Ashwagandha root extract for improving cognitive function, stress, happiness, and sleep quality in individuals with stress Original paper

    Supplementation with a sustained-release ashwagandha root extract product improved some aspects of cognitive function — as well as perceived stress, happiness, and sleep quality — in healthy men and women with moderate levels of perceived stress.

    This Study Summary was published on January 4, 2022.

    Background

    Chronic stress and stress hormones may negatively affect cognitive abilities, sleep, and psychological well-being. Some research suggests that the root extract of ashwagandha, an herb commonly used in Ayurveda practices, may reduce stress and stress hormones, and it may also improve cognitive function, sleep, and quality of life. This trial examined these potential effects.

    The study

    In this 90-day randomized controlled trial, 125 healthy men and women, aged 20–55 years with moderate levels of perceived stress, took capsules containing either 300 milligrams of sustained-release ashwagandha root extract (Prolanza™) or a placebo.

    The primary outcome was cognitive function measured using the Cambridge Neuropsychological Test Automated Battery (CANTAB).

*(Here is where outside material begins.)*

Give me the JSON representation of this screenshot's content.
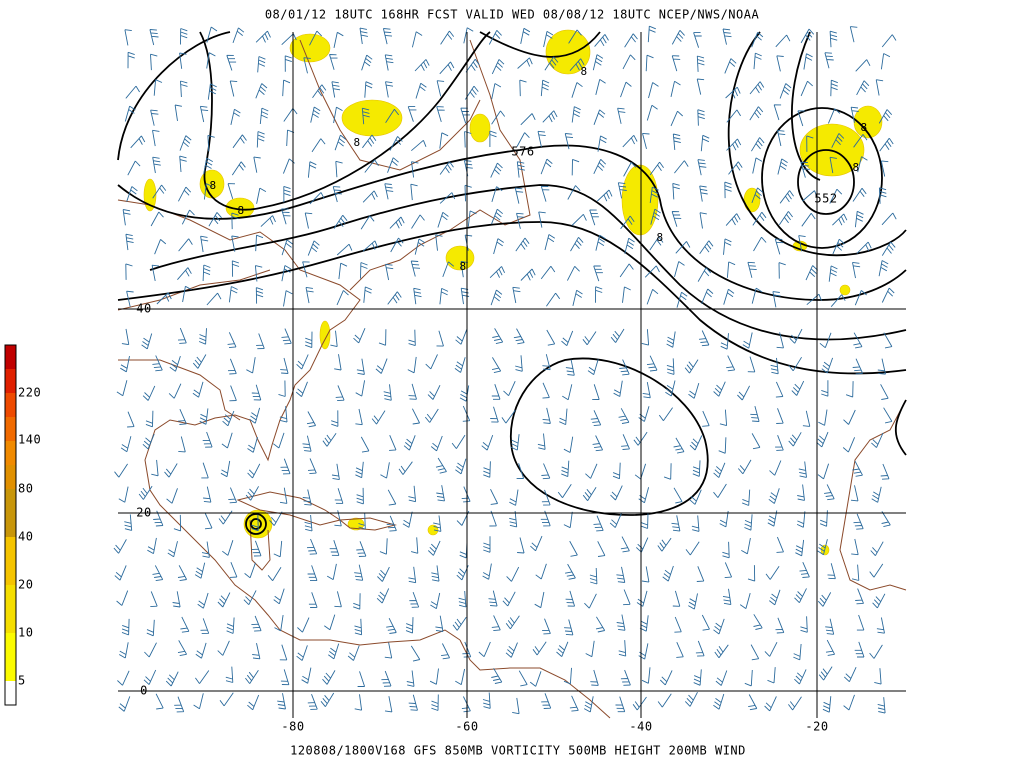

The secondary outcomes were perceived stress, serum cortisol levels, happiness (measured with the Oxford Happiness Questionnaire), sleep quality (measured with the Pittsburgh Sleep Quality Index), and levels of serum brain-derived neurotrophic factor (a neurotrophin that plays important roles in cognitive performance and brain morphology developments).

    The results

    Recall memory (an aspect of cognitive function) improved with ashwagandha by 19% but did not change with placebo, and the differences between groups at the end of the intervention were statistically significant.

    The total error rate in recalling patterns (another aspect of cognitive function) nonsignificantly improved by 25% with ashwagandha and nonsignificantly worsened with placebo by 29%, and the differences between groups at the end of the intervention was statistically significant.

    The secondary outcomes of perceived stress, serum cortisol levels, happiness, and sleep quality improved more with ashwagandha, compared to placebo.

    Note

    It’s worth noting that the trial was funded by Inventia Healthcare Ltd. and Laila Nutraceuticals (the manufacturers of Prolanza™) and that some of the researchers were employees of these companies at the time of the study.

    The authors did not report total CANTAB scores and focused on discussing the positive findings. Also, CANTAB is a scale designed to measure cognitive dysfunction in patients with various neurological conditions,[1] and some research suggests that CANTAB may not be able to accurately measure cognitive function in healthy adults.[2] Therefore, it is possible that CANTAB is not a good measure of cognitive function in healthy adults.

    This Study Summary was published on January 4, 2022.